Welcome to the new series that will dissect every episode of season two of FX's Fargo. From its faithfulness as an adaptation of the Coen Brothers classic to its growing plot, this will be a look at all things involving the show, its mythology, and occasional predictions of things to happen. There will be highlights of special moments in the series and deeper dissection of what may make this anthology series so endearing. What will happen in this freshman series about a homespun murder mystery? You'll have to read the recaps every Tuesday to find out more.
Season 2, Episode 7
"Did You Do This? No, You Did It!"
“None of us are family anymore.”
- Bear Gerhardt (Angus Sampson)
The Gerhardt family is suffering some major losses as Mike Milligan (Bookem Woodbine) begins to do a massive attack on their associates. When Bear Gerhardt (Angus Sampson) discovers that Simone Gerhardt (Rachel Keller) is sleeping with the enemy, he takes her into the woods and kills her. Meanwhile, Lou Solverson (Patrick Wilson) travels further into the chaotic mess in order to solve the increasing murders. This leaves Betsy Solverson (Cristin Milioti) in the hands of Karl Weathers (Nick Offerman), of whom she accuses of having a drinking problem. It does not go well. Bear tries to move on after murdering his sister, but finds it difficult. Lou accuses a fellow cop of being bad at his job. The battle between Milligan and the Gerhardts begins to elevate even further as the episode ends with them sending men to attack each other.
Most Blatant Homage
This is an episode packed front to back with visual cues from The Coen Brothers' entire catalog. Even the various songs are covers of tracks you've likely heard in The Big Lebowski and O Brother, Where Art Thou?. However, the one that is likely the most blatant is the one from Miller's Crossing, which serves as the episode's greatest moment. Like in the film, a man escorts someone into the woods to be killed off. This time, it is Bear murdering Simone for disobeying the family code. The imagery is stunning and the transitioning shots are beautiful unto themselves. However, there's even more trickery in the mix, as some of the grandiose cinematography recalls the landscape shots of True Grit. Whether or not this was all intentional, one scene in this episode manages to embody so many homages that it is itself a masterpiece in references.

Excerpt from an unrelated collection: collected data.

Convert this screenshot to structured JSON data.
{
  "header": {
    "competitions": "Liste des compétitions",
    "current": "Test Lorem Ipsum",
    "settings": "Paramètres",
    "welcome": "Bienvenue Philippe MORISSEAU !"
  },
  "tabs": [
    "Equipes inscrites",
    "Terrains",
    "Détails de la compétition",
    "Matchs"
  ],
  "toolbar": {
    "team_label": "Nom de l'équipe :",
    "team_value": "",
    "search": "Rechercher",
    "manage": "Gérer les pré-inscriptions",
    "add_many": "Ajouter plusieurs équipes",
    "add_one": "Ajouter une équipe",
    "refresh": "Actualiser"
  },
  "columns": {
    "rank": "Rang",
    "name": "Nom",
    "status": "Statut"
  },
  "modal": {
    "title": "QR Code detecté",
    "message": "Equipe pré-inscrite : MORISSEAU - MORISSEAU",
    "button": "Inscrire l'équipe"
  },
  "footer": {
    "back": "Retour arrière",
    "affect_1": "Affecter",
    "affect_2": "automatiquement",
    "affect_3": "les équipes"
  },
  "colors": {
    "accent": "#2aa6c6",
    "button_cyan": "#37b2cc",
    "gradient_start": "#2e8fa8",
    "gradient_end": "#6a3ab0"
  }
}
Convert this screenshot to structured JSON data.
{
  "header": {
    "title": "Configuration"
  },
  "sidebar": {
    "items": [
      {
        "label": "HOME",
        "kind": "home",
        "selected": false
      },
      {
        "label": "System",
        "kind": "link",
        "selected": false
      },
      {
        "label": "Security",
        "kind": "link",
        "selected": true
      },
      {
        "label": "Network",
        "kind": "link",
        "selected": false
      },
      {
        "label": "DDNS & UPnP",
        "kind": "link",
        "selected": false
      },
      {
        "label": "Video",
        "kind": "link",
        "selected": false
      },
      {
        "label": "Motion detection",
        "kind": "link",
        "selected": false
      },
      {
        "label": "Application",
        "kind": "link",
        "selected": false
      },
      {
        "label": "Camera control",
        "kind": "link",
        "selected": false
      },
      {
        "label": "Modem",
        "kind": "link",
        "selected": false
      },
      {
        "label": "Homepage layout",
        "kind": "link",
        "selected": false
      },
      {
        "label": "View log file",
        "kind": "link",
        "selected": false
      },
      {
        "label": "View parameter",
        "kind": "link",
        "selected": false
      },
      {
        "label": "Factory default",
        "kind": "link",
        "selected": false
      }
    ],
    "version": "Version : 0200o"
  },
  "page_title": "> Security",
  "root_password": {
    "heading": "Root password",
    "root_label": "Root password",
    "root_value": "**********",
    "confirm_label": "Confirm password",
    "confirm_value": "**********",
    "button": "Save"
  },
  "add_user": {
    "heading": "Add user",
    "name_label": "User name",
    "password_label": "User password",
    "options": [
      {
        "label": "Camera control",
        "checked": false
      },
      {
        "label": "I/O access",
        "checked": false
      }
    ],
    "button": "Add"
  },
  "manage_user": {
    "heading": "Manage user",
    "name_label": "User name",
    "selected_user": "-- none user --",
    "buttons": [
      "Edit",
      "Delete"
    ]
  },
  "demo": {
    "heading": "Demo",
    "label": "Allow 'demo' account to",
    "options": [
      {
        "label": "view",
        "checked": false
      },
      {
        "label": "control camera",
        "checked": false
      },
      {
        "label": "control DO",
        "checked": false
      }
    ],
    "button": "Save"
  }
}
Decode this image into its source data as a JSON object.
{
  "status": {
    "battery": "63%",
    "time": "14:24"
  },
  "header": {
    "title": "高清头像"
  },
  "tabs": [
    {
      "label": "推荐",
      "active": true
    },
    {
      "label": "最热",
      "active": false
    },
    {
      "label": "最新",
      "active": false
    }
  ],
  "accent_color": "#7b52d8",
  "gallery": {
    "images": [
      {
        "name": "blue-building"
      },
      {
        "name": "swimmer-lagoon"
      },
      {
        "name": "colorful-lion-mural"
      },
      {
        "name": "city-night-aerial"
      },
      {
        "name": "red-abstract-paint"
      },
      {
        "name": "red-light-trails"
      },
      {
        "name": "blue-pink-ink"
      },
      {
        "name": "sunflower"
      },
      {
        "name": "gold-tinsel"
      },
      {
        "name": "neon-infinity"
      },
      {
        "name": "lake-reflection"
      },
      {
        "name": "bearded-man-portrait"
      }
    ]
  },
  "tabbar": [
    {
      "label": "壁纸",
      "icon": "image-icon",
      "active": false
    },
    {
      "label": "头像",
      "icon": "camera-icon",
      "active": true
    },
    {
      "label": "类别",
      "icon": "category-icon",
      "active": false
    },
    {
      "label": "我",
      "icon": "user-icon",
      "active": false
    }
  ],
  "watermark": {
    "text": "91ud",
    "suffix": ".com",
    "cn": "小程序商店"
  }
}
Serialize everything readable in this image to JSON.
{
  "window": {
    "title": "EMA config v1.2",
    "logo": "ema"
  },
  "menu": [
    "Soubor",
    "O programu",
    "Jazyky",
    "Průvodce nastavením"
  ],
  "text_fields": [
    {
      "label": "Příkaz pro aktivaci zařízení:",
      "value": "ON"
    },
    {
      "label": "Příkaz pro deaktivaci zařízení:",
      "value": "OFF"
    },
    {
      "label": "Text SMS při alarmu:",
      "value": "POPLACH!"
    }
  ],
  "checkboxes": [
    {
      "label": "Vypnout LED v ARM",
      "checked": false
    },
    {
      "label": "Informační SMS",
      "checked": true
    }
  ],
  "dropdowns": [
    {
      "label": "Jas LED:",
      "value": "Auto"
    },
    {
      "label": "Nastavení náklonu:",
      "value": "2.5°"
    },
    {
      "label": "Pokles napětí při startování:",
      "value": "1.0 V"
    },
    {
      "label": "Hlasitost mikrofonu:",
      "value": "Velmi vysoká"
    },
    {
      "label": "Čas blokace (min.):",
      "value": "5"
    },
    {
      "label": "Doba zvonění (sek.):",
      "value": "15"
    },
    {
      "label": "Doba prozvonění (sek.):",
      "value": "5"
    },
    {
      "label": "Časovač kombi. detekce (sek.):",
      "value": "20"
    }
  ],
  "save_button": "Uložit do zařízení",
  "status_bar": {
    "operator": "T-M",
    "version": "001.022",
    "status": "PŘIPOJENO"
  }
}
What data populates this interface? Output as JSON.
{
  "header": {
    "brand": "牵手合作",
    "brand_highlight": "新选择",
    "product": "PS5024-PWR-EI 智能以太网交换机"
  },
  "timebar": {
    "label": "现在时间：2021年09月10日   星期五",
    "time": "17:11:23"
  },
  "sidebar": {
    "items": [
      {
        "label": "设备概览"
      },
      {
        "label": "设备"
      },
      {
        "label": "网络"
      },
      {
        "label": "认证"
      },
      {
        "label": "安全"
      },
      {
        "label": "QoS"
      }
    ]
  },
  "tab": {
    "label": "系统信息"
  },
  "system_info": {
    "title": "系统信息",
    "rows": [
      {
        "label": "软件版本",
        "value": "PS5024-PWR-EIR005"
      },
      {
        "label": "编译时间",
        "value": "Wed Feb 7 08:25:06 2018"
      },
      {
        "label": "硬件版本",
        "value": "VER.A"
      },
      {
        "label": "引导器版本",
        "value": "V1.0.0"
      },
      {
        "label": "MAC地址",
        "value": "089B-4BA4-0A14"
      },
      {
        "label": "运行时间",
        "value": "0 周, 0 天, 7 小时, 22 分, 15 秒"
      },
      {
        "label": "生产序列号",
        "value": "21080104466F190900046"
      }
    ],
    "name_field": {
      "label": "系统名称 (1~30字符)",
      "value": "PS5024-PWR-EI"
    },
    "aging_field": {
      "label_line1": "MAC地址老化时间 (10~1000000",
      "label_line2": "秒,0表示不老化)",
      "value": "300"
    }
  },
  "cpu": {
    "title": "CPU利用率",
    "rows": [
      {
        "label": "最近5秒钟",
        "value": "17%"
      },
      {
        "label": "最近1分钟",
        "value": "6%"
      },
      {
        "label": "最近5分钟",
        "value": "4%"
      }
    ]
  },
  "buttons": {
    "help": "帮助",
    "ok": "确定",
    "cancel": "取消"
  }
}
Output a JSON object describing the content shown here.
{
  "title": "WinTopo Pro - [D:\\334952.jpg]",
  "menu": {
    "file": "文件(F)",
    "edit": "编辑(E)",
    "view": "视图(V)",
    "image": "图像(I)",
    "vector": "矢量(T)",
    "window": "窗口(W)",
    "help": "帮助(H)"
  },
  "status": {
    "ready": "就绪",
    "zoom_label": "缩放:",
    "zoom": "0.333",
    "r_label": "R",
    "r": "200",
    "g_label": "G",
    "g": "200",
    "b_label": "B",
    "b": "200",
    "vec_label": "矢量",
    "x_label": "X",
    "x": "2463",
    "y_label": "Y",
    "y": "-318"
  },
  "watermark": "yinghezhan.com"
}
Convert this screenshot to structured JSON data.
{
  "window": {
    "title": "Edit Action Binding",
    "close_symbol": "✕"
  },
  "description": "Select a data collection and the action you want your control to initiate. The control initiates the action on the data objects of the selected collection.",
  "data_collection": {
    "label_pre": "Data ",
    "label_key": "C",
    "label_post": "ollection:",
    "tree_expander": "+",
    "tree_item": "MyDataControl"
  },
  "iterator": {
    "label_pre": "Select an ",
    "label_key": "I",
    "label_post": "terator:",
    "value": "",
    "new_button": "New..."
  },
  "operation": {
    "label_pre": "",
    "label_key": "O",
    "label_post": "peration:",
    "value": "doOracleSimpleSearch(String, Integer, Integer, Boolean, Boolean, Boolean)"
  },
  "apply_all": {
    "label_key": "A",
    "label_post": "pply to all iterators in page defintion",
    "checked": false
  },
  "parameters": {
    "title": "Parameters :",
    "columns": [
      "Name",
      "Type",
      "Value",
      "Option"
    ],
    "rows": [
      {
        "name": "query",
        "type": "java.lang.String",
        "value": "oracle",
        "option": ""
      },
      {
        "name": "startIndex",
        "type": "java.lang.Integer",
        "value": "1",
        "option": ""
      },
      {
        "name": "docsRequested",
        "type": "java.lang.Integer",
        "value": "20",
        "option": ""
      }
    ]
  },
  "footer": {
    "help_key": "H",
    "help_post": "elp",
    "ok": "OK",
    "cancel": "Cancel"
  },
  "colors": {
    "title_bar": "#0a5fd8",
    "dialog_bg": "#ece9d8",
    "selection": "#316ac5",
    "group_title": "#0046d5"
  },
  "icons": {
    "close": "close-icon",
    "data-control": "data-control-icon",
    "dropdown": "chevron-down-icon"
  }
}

1. Three people murdered in office by gunmen disguised as window washers.
2. One man strangled while sitting at a bar.
3. One man drowned in a toilet.
4. One man shot in an open area
5. Bear murders Simone
6. Mike Milligan murders two men in his apartment.
EPISODE COUNT: 8
Bear Gerhardt (Angus Sampson)
It's a really tough episode to sit through for one sole reason: a brother has to murder his sister for the betterment of the family. It's one of those things that feels rather sinister. However, Simone brought it upon herself for choosing to double cross two rival gangs. While the episode is packed with other harrowing moments, it's still a little tough to see anyone having a rougher time than that of Bear, who has been one of the strongmen for most of the season. However, he shows his strongest side yet by having to keep the family's professionalism over his own emotional stakes. It's another great performance in a long line of great performances this season. Still, it would be impossible to have a show with a moment as emotionally wrenching without something like this to make things more difficult to justify.
While it seems redundant to only highlight one scene in the whole episode, it's also hard to think of any having as much emotional impact as this one. As much as the show has managed to blend dark humor with darker drama, it hasn't really had to deal with difficult kills too much (despite a large body count). This may be one of the few times that death becomes an emotional stake, and one that is possibly too much, even if you can totally understand the reasoning behind it. Add in a lot of Coen Brothers references, and you get a masterclass in what this show does amazing well. It's emotional. It's beautiful. It's also downright tragic. Such a great scene in an otherwise really good episode that continues to show why season two is among the best things on TV this year.
While the episode is a little overlong, there's no denying that the build-up to Simone's murder is among the finest things that the series has ever done. Even if the remaining story wasn't able to live up to that moment, it still has plenty of bleak and vulnerable moments that show the series shifting from its more comical first half into a more dark and philosophical second half. The murders feel more intense and everyone feels like they will be offed at any moment. It helps that the show perfectly established these characters and makes us care for even the less likable of them. I will admit that it's a little long and some of the non-Simone moments don't work. However, the grief is high and the story's heating up beautifully. The show would have to do something radical in the remainder to make this not one of the best things of 2015. It's not only a loving tribute to The Coen Brothers. It's a tribute to what great miniseries TV can be.